We can make change. There is a hidden web of connection between us. We have choice. We can choose to participate in bringing peace to God's people beginning in our homes, workplaces and homes of friends and then to people who are belittled or treated contemptuously such as refugees, Muslims, gays, women, youth, people of other ethnic backgrounds. We might be tempted to say, ‘How can this be? I am only one person. There is nothing I can do’ but we can say with Mary, ‘Here I am’. In the face of an unknown and potentially dangerous future, her faith sustained her, and she gave birth to God among us. As followers of the Prince of Peace, we must answer God's call to be people of peace, even in the face of unknown dangers.

 

As Mary brought Jesus to birth and hope to the world, we are called to give birth to Jesus and nourish hope in the world - even if it seems hopeless, or unappreciated, or thankless.  Dare we look and recognise a Presence in everyday faces.
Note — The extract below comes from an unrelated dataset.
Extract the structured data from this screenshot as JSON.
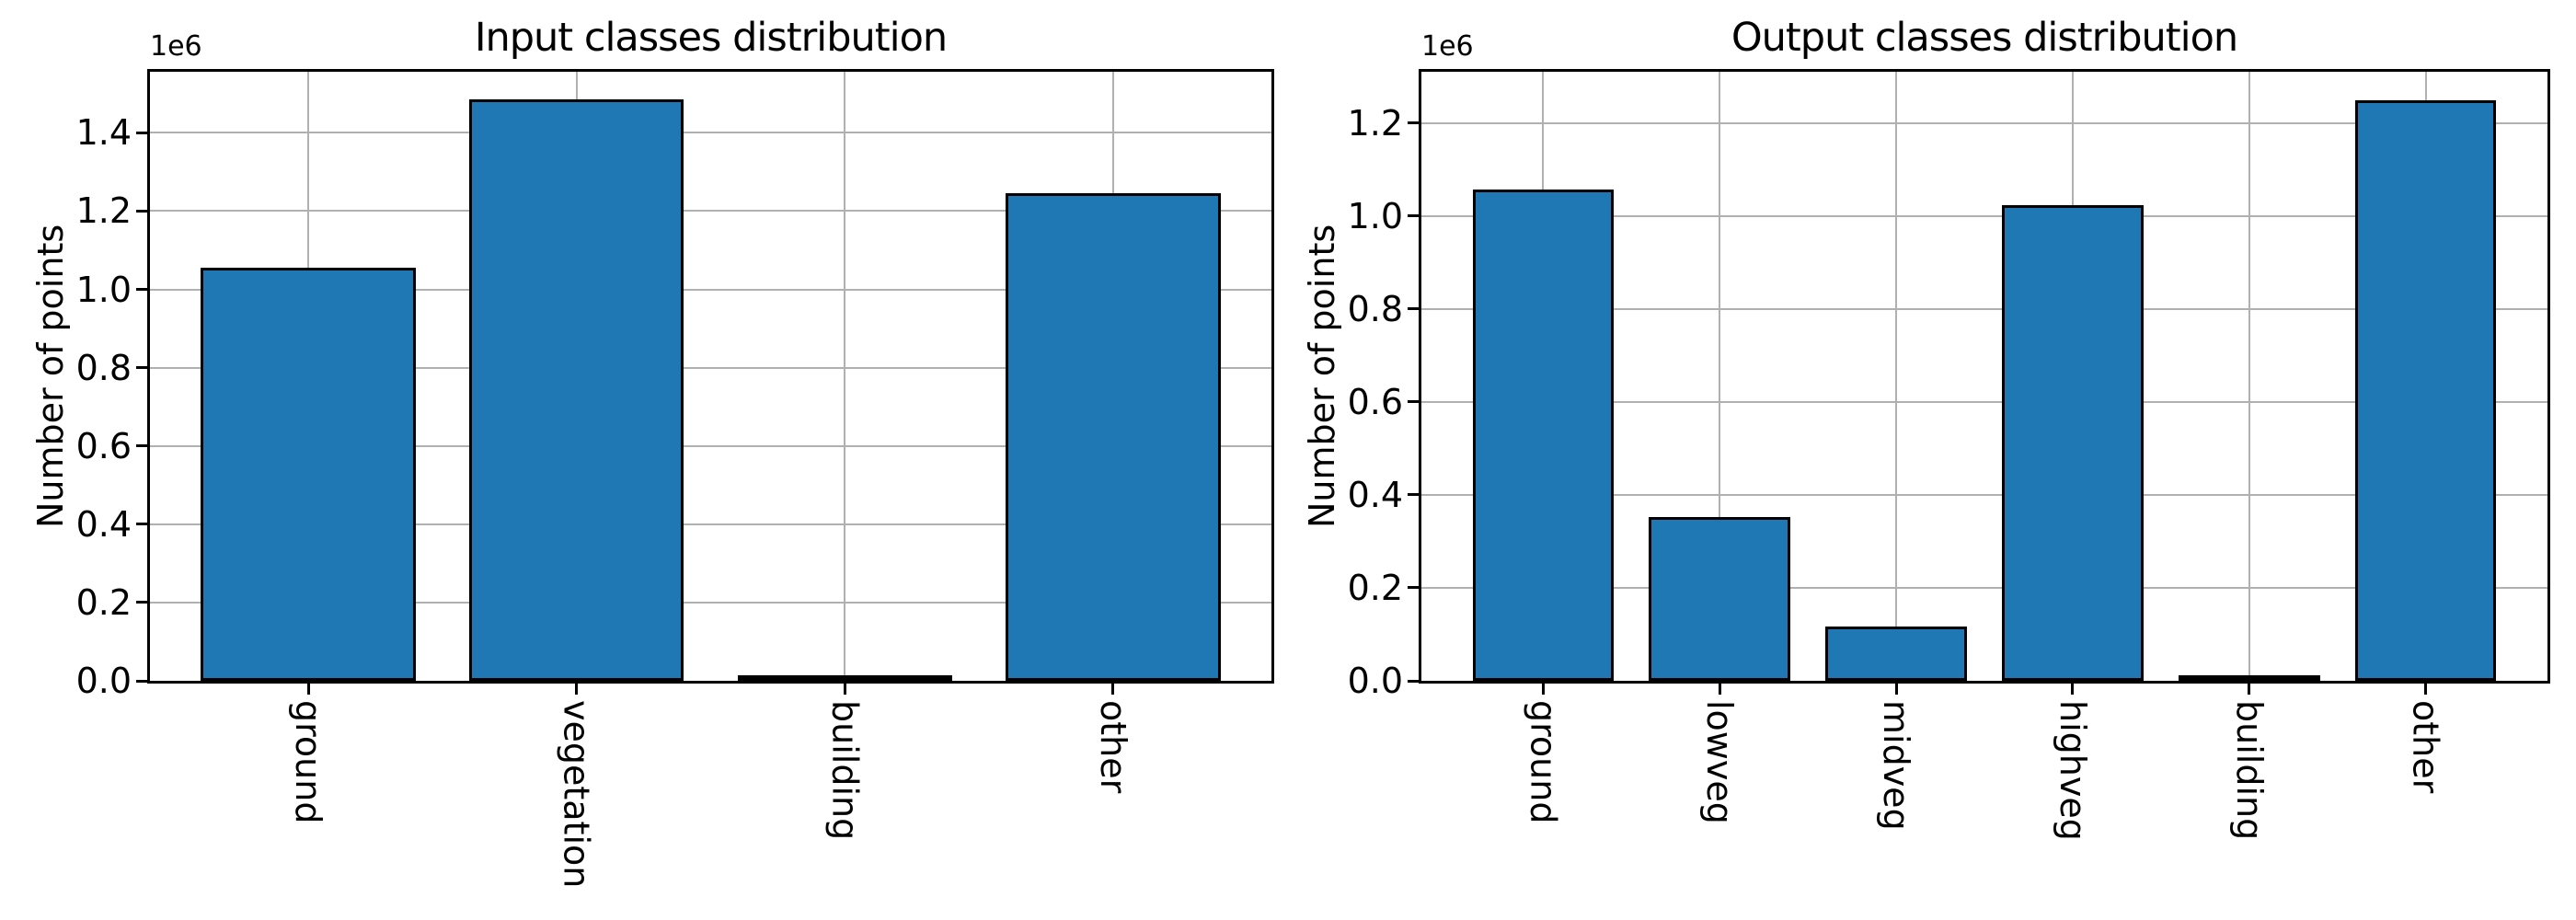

Dorothy Day called it ‘making room for Christ’. Dorothy Day tells us where we can welcome Christ: ‘it is with the voices of our contemporaries that he speaks. With the eyes of store clerks and children, he looks at us. With the hands of slum dwellers and suburban housewives, he reaches out. He walks with the feet of the soldier and the tramp. With the heart of all in need, he longs for us to shelter him. And, the giving of shelter or food or welcome to anyone who asks or needs it, is giving to Christ and making room for his holiness to dwell within.’ From little things, big things grow.

 

Christmas requires us to step into, not out of, the tough realities of our world. We are called to radical, subversive and transformative engagement which is different to the seductive power, wealth, domination and ‘divide-and-conquer’ methods used in daily life. Do we believe that God’s new order is among us? We do not have to wait for it to come. We can take part in it as we engage in our own little ways with the issues of power we become more and more like servants who are in solidarity with others rather than those who dominate and control. The new world order that God in Jesus initiates is about a different way of live and relationship. We are called into a radical connectedness with others - especially the least and marginalised; to a radical generosity and care for one another and creation.

 

Advent is not a time to be passive. God is on the move because as Pope Francis says people are on the move and we are responsible as individuals and nations. Passivity or comfort cannot cause us to  neglectful of others due to distinctions based on ethnic, religious, political or other while millions of men, women and children flee violence, extreme poverty, persecution, wars and climate destruction.  For Pope Francis, the person who pays attention is one who, ‘in the noise of the world, does not let him or herself be overwhelmed by distraction or superficiality, but lives in a full and conscious way, with a concern directed above all to others’ and ‘the vigilant person is the one that welcomes the invitation to watch, and is not overwhelmed by the weariness of discouragement, a lack of hope or disappointment.’

 

We need not only to continue support for ‘people on the move’ but to increase work for peace. It is up to each of us to determine what we are able to do locally, nationally and globally.  What ultimately matters, is the sum of our total efforts for the good of all and the Earth itself.